While her team does track metrics like website traffic and click heatmaps, the only thing that matters at the end of the day is the number of actual meetings booked for the sales team. This is what helps the business grow, everything else is window dressing.

And since ‘everything is math,’ one of the most important tools at Auvik has been a ‘work of art spreadsheet’ built by one of her teammates that inputs conversion rates, over-the-lines for meetings booked, etc., and reverse-engineers those numbers to tell them “Here’s how many leads you need from all your sources to hit revenue targets.”

In Jacqui’s words, thinking a spreadsheet is a work of art is “something only an ops person can say.”

Jacqui also believes that giving her team face-to-face time is vital. “The math gives you the data, but the magic comes from the people.” Without that caring and compassion between team members, without being friends and knowing each other’s struggles, it all falls apart.

The answer to dichotomies is usually “Both.” Math and people. You can’t have one and not the other.


FunnelCake’s Marko Savic says that scaling up operations can be just as much a revenue-driver as a marketing campaign. The only way to make this happen is by bridging the divide between marketing and sales.

Marko embodies the mindset that an operations employee must have: dig through the data and find the problem. He did this for two months, trudging through every lead and every deal in Salesforce to find out what was happening between marketing getting a lead and that lead being presumed lost by sales. He found that most of the problems happened in the handoff between marketing and sales, so he built a framework that spanned the entire customer journey to ensure this didn’t happen anymore.

One of his clients had a couple of standout SDRs, but when they looked at their leads, none of them closed. Looking at the people with the most leads that closed revealed SDRs with a lower number of total leads, but the leads were developed and tailored. The leads that closed were more diligently qualified before being passed on.

Operations’ goal is to create scaleability and repeatability in the process. Doing so can generate revenue more than simply throwing money at the problem. If your process is smooth, then the money you do throw at your problems will have a greater return on investment.


Brett Queener mastered the idea of specialization. In his time as EVP and GM of Salesforce, he led the charge in making sure that they kept their efforts laser-focused. A one-size-fits-all approach does not yield good results! Market fit is paramount!

When you’re starting out, the easiest mistake to make is to stretch yourself too far. Don’t focus on more than you can handle. Scale your operations team at the same rate. If you don’t scale operations and the number of reps at a relatively similar rate, you’re going to either underperform or you’re going to need more reps.

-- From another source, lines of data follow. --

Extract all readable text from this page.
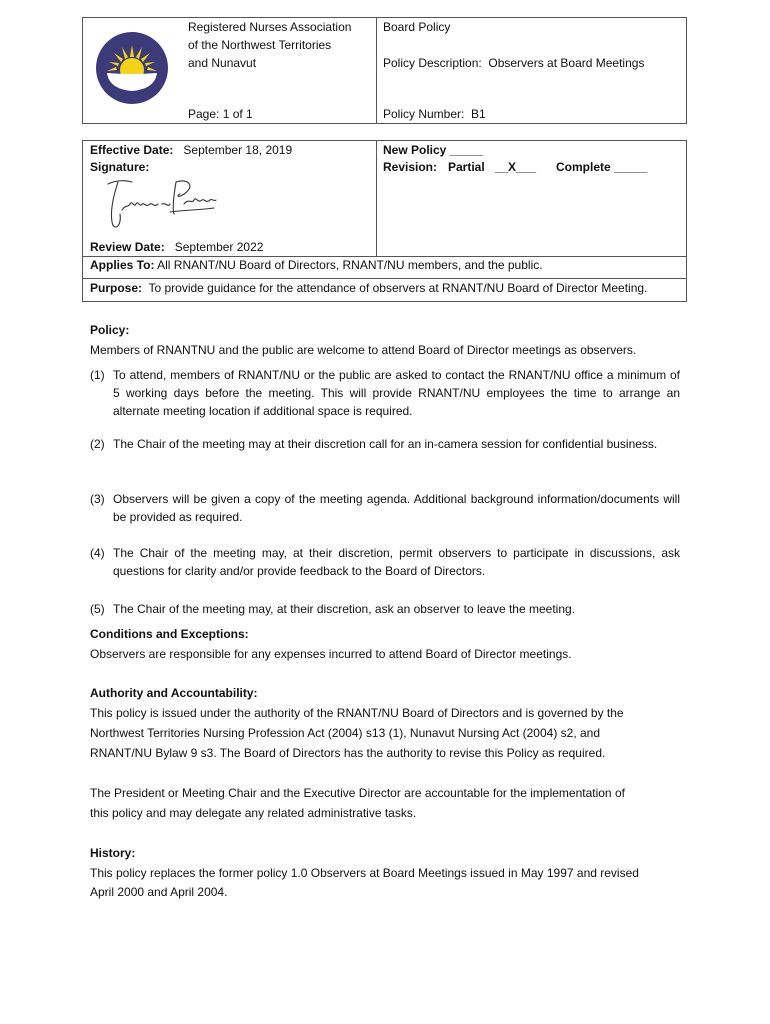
Registered Nurses Association
of the Northwest Territories
and Nunavut
Page: 1 of 1
Board Policy
Policy Description:  Observers at Board Meetings
Policy Number:  B1
Effective Date: September 18, 2019
Signature:
Review Date: September 2022
New Policy _____
Revision: Partial   __X___ Complete _____
Applies To: All RNANT/NU Board of Directors, RNANT/NU members, and the public.
Purpose: To provide guidance for the attendance of observers at RNANT/NU Board of Director Meeting.
Policy:
Members of RNANTNU and the public are welcome to attend Board of Director meetings as observers.
(1) To attend, members of RNANT/NU or the public are asked to contact the RNANT/NU office a minimum of 5 working days before the meeting. This will provide RNANT/NU employees the time to arrange an alternate meeting location if additional space is required.
(2) The Chair of the meeting may at their discretion call for an in-camera session for confidential business.
(3) Observers will be given a copy of the meeting agenda. Additional background information/documents will be provided as required.
(4) The Chair of the meeting may, at their discretion, permit observers to participate in discussions, ask questions for clarity and/or provide feedback to the Board of Directors.
(5) The Chair of the meeting may, at their discretion, ask an observer to leave the meeting.
Conditions and Exceptions:
Observers are responsible for any expenses incurred to attend Board of Director meetings.
Authority and Accountability:
This policy is issued under the authority of the RNANT/NU Board of Directors and is governed by the
Northwest Territories Nursing Profession Act (2004) s13 (1), Nunavut Nursing Act (2004) s2, and
RNANT/NU Bylaw 9 s3. The Board of Directors has the authority to revise this Policy as required.
The President or Meeting Chair and the Executive Director are accountable for the implementation of
this policy and may delegate any related administrative tasks.
History:
This policy replaces the former policy 1.0 Observers at Board Meetings issued in May 1997 and revised
April 2000 and April 2004.
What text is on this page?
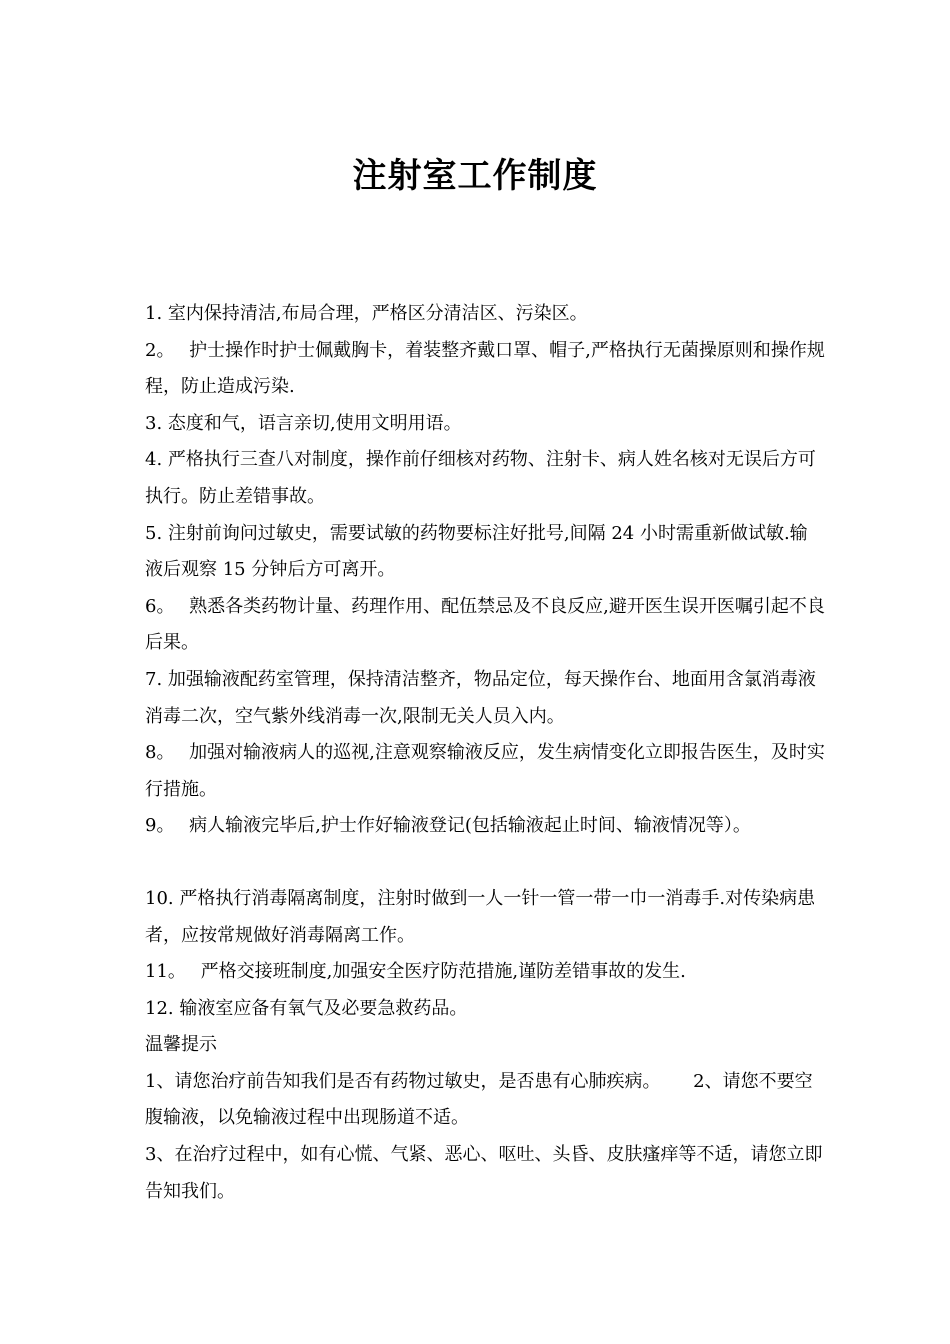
注射室工作制度

1. 室内保持清洁,布局合理，严格区分清洁区、污染区。

2。　 护士操作时护士佩戴胸卡，着装整齐戴口罩、帽子,严格执行无菌操原则和操作规程，防止造成污染.

3. 态度和气，语言亲切,使用文明用语。

4. 严格执行三查八对制度，操作前仔细核对药物、注射卡、病人姓名核对无误后方可执行。防止差错事故。

5. 注射前询问过敏史，需要试敏的药物要标注好批号,间隔 24 小时需重新做试敏.输液后观察 15 分钟后方可离开。

6。　 熟悉各类药物计量、药理作用、配伍禁忌及不良反应,避开医生误开医嘱引起不良后果。

7. 加强输液配药室管理，保持清洁整齐，物品定位，每天操作台、地面用含氯消毒液消毒二次，空气紫外线消毒一次,限制无关人员入内。

8。　 加强对输液病人的巡视,注意观察输液反应，发生病情变化立即报告医生，及时实行措施。

9。　 病人输液完毕后,护士作好输液登记(包括输液起止时间、输液情况等）。

10. 严格执行消毒隔离制度，注射时做到一人一针一管一带一巾一消毒手.对传染病患者，应按常规做好消毒隔离工作。

11。　 严格交接班制度,加强安全医疗防范措施,谨防差错事故的发生.

12. 输液室应备有氧气及必要急救药品。

温馨提示

1、请您治疗前告知我们是否有药物过敏史，是否患有心肺疾病。　　 2、请您不要空腹输液，以免输液过程中出现肠道不适。

3、在治疗过程中，如有心慌、气紧、恶心、呕吐、头昏、皮肤瘙痒等不适，请您立即告知我们。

Finally, Sean Lane talks about the biggest mistake operations teams can make:

Forgetting who your customer is.

Operations, at its heart, has salespeople as its customers. Everything you do, every process you create is something a salesperson has to use and it is incumbent upon ops to not make it a burden.

“Ops teams have to be the psychologists for their organizations: see problems, predict obstacles, and prescribe fixes.” Every new process risks upsetting the balance, especially in a fast-growing company. But potentially upsetting balance is better than allowing leads to stagnate or fall through the cracks between departments.